Role-playing design notes

Random notes on the design of Gods & Monsters, and maybe even Men & Supermen if I can remember what I was drinking when I wrote it.

Gods & Monsters Fantasy Role-Playing

Beyond here lie dragons

Real character sheets

Jerry Stratton, January 31, 2010

Several years ago, I wrote an article about making custom character sheets using downloadable fonts and any modern page layout software. I used Apple’s AppleWorks package to make the examples. I updated it later for Scribus.

It’s fun designing things like that. But when I decided to include these custom character sheets in the downloadable set of gaming sheets for Gods & Monsters, it wasn’t a joke when I added a third, “advanced” sheet that is just a blank page of ruled paper.

College rule, wide rule, graph paper, or just a blank sheet from a sketch book. In my opinion, those are the best custom character sheets.

This is why, even though I’ve started using the “professional” looking character sheets to portray NPCs such as Deanna Carmen in Helter Skelter, I never updated the sample characters in the main rulebook. Those are player characters, and as such they should be scrawled out on whatever paper you’ve got handy. Just like the Moldvay Red Book example. So I left the example characters in boring table format, hoping to someday do them up as if they were on normal paper.

Well, I finally got around to it last week in Scribus, using some downloaded fonts from Abstract Fonts. They look awesome, as you can see on Sam Stevens’s character sheet (PDF File, 293.6 KB). And each one uses a different font, because, of course, each player character is made by a different player.

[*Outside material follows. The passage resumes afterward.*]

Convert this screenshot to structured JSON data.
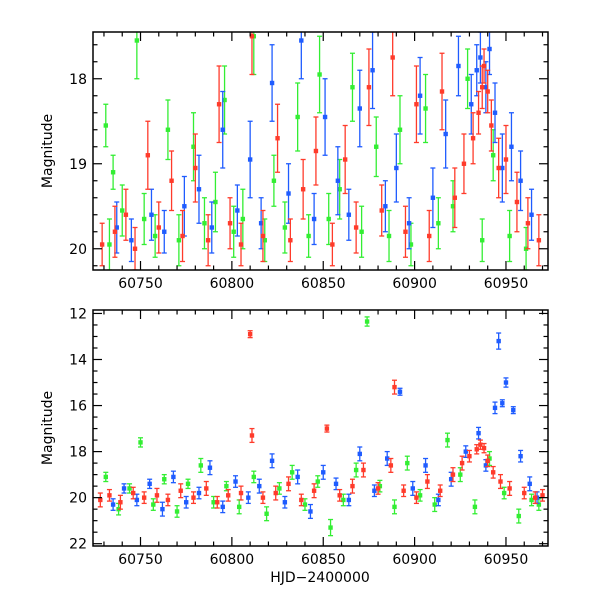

I considered doing them by hand, but that would have meant either them all being in the same handwriting, or getting my friends together and then being unable to make changes when necessary without trying to match their handwriting. Also, it would mean scanning them as images rather than as text, which makes the documents less useful for alternative readers.

The only problem with the EPS files is that for some reason, Word really doesn’t like EPS files. Besides not displaying them onscreen, it also makes the RTF file size huge—about 90 megabytes uncompressed, and 36 megabytes compressed. None of the individual files even reach a megabyte; the math there is way off. A quick test with Nisus indicates that when I switch to Nisus, the compressed file size will drop down to a more manageable 13 megabytes. (The PDF, of course, is even smaller.)

The sample character sheets are also a part of the resources file—including the original Scribus document if you want to muck around with it.

Your assignment is to pull out the old Canson sketch book at the bottom of your bookshelf, or your original marble cover notebook, and roll up a new character—Gods & Monsters, Moldvay, AD&D, or your favorite OSR rewrite.